267 Ill. App. 68, 1932 Ill. App. LEXIS 304
CourtAppellate Court of Illinois
DecidedJune 15, 1932
DocketGen. No. 35,460
StatusPublished
Cited by2 cases

This text of 267 Ill. App. 68 (Rotche v. Buick Motor Co.) is published on Counsel Stack Legal Research, covering Appellate Court of Illinois primary law. Counsel Stack provides free access to over 12 million legal documents including statutes, case law, regulations, and constitutions.

Bluebook
Rotche v. Buick Motor Co., 267 Ill. App. 68, 1932 Ill. App. LEXIS 304 (Ill. Ct. App. 1932).

Opinion

Mr. Justice Friend

delivered the opinion of the court.

Plaintiff brought an action on the case against Buick Motor Company and Cicero Buick Sales Company, defendants. Upon trial the jury returned a verdict for $20,000 against both defendants and in favor of plaintiff. Subsequent to the verdict and before judgment, plaintiff gave defendant, Cicero Buick Sales Company, a covenant not to sue for a consideration of $2,500, and upon motion of plaintiff, the suit was thereupon dismissed as to that defendant and judgment entered against Buick Motor Company, the appellant herein, for $17,500.

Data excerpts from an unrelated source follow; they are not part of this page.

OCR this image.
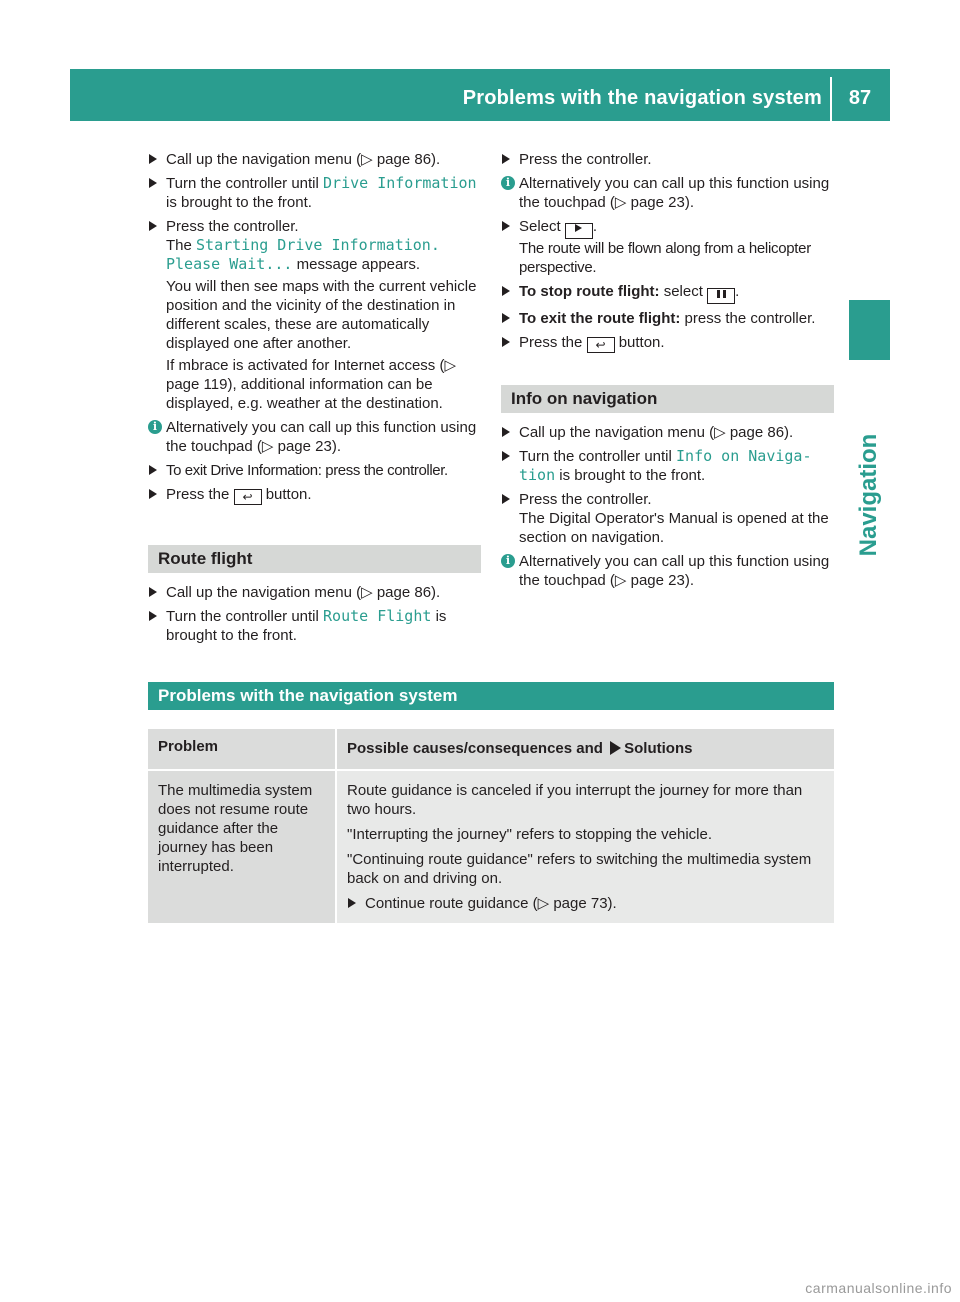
Problems with the navigation system	87
Navigation
Call up the navigation menu (▷ page 86).
Turn the controller until Drive Information
is brought to the front.
Press the controller.
The Starting Drive Information.
Please Wait... message appears.
You will then see maps with the current vehicle position and the vicinity of the destination in different scales, these are automatically displayed one after another.
If mbrace is activated for Internet access (▷ page 119), additional information can be displayed, e.g. weather at the destination.
i Alternatively you can call up this function using the touchpad (▷ page 23).
To exit Drive Information: press the controller.
Press the ↩ button.
Route flight
Call up the navigation menu (▷ page 86).
Turn the controller until Route Flight is brought to the front.
Press the controller.
i Alternatively you can call up this function using the touchpad (▷ page 23).
Select .
The route will be flown along from a helicopter perspective.
To stop route flight: select .
To exit the route flight: press the controller.
Press the ↩ button.
Info on navigation
Call up the navigation menu (▷ page 86).
Turn the controller until Info on Naviga‐
tion is brought to the front.
Press the controller.
The Digital Operator's Manual is opened at the section on navigation.
i Alternatively you can call up this function using the touchpad (▷ page 23).
Problems with the navigation system
Problem	Possible causes/consequences and Solutions
The multimedia system does not resume route guidance after the journey has been interrupted.	Route guidance is canceled if you interrupt the journey for more than two hours.
"Interrupting the journey" refers to stopping the vehicle.
"Continuing route guidance" refers to switching the multimedia system back on and driving on.
Continue route guidance (▷ page 73).
carmanualsonline.info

The facts, so far as they are essential to a determination of the issues involved, disclose that on August 13, 1929, plaintiff purchased a Buick passenger sedan from the Cicero Buick Sales Company. He had previously driven Ford and Packard automobiles, but was inexperienced in operating a Buick. When the car was delivered, plaintiff received instructions as to the driving and operation thereof. Thereafter, he drove the car several hours after work on various days, and on Sundays and Saturdays. Prior to the accident, plaintiff had damaged the fenders in going into his garage, and also knocked off two hub caps on the right wheels, and brought the car back to the Cicero Buick Sales Company for these repairs. It is also charged that plaintiff had been in a collision with a taxicab prior to this accident, but that assertion is denied by him. Prior to the accident, the speedometer of the car showed a mileage of about 600 miles.

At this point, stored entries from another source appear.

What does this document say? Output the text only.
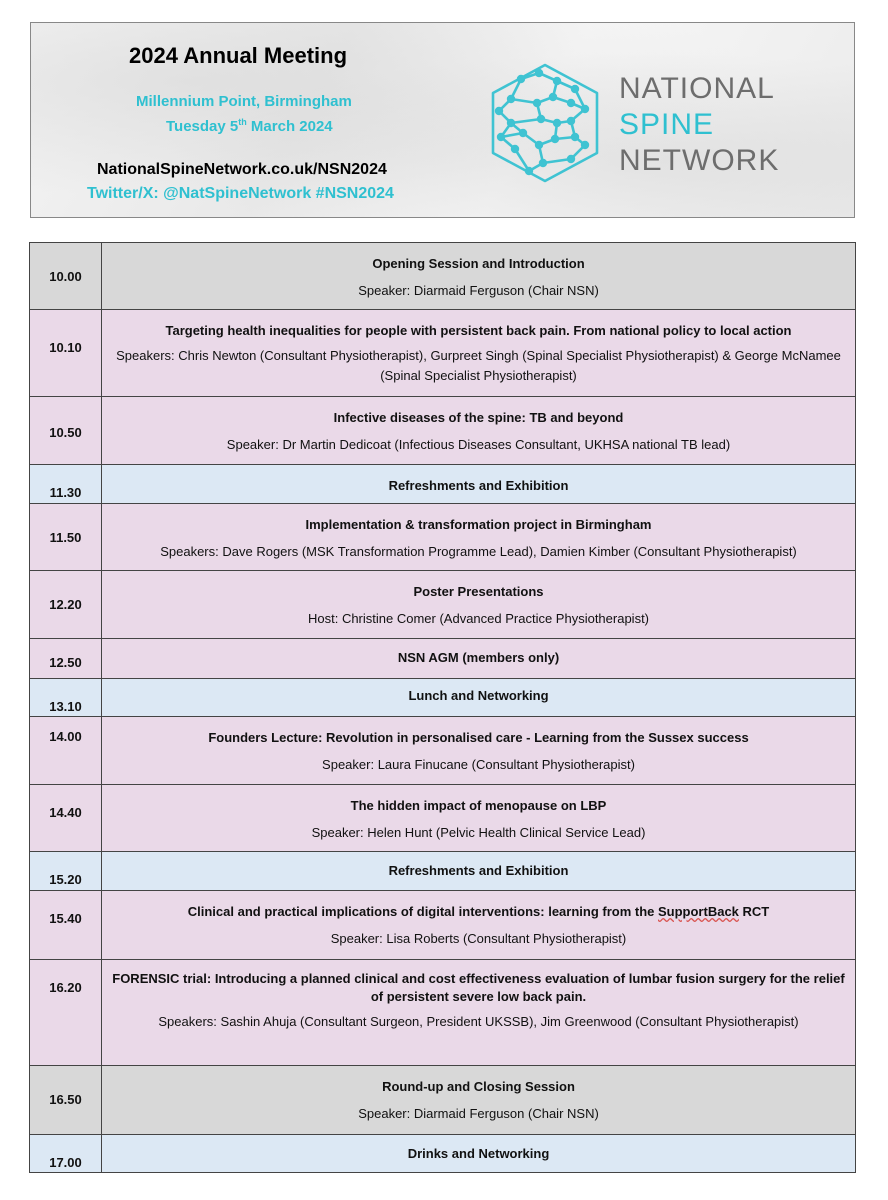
2024 Annual Meeting
Millennium Point, Birmingham
Tuesday 5th March 2024
NationalSpineNetwork.co.uk/NSN2024
Twitter/X: @NatSpineNetwork #NSN2024
NATIONAL
SPINE
NETWORK
10.00	Opening Session and Introduction
Speaker: Diarmaid Ferguson (Chair NSN)

10.10	Targeting health inequalities for people with persistent back pain. From national policy to local action
Speakers: Chris Newton (Consultant Physiotherapist), Gurpreet Singh (Spinal Specialist Physiotherapist) & George McNamee (Spinal Specialist Physiotherapist)

10.50	Infective diseases of the spine: TB and beyond
Speaker: Dr Martin Dedicoat (Infectious Diseases Consultant, UKHSA national TB lead)

11.30	Refreshments and Exhibition

11.50	Implementation & transformation project in Birmingham
Speakers: Dave Rogers (MSK Transformation Programme Lead), Damien Kimber (Consultant Physiotherapist)

12.20	Poster Presentations
Host: Christine Comer (Advanced Practice Physiotherapist)

12.50	NSN AGM (members only)

13.10	Lunch and Networking

14.00	Founders Lecture: Revolution in personalised care - Learning from the Sussex success
Speaker: Laura Finucane (Consultant Physiotherapist)

14.40	The hidden impact of menopause on LBP
Speaker: Helen Hunt (Pelvic Health Clinical Service Lead)

15.20	Refreshments and Exhibition

15.40	Clinical and practical implications of digital interventions: learning from the SupportBack RCT
Speaker: Lisa Roberts (Consultant Physiotherapist)

16.20	FORENSIC trial: Introducing a planned clinical and cost effectiveness evaluation of lumbar fusion surgery for the relief of persistent severe low back pain.
Speakers: Sashin Ahuja (Consultant Surgeon, President UKSSB), Jim Greenwood (Consultant Physiotherapist)

16.50	Round-up and Closing Session
Speaker: Diarmaid Ferguson (Chair NSN)

17.00	Drinks and Networking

On Sunday, September 8, 1929, plaintiff, together with his son, aged 10, drove to Libertyville, about 25 miles from Chicago, and on the way back was proceeding on the Rand Road coming toward the city at a rate of about 35 miles an hour. Just before the accident, plaintiff noticed a car about 200 feet ahead of him flash its stop light, and as he applied the brake on his Gar to slacken the speed, he notioed his car turn to the right. According to his testimony, he thereupon turned the steering wheel to the left with both hands, put his foot all the way down on the brake and then, in his own language, “all of a sudden it was right over,” and he remembered nothing that happened thereafter. The evidence discloses, however, that his car swerved to the right off the road, over a three-foot dirt shoulder on the road, striking a culvert, going into a ditch about four feet deep and some 16 feet beyond before it stopped. Generally speaking, the car was a total wreck and plaintiff was severely injured.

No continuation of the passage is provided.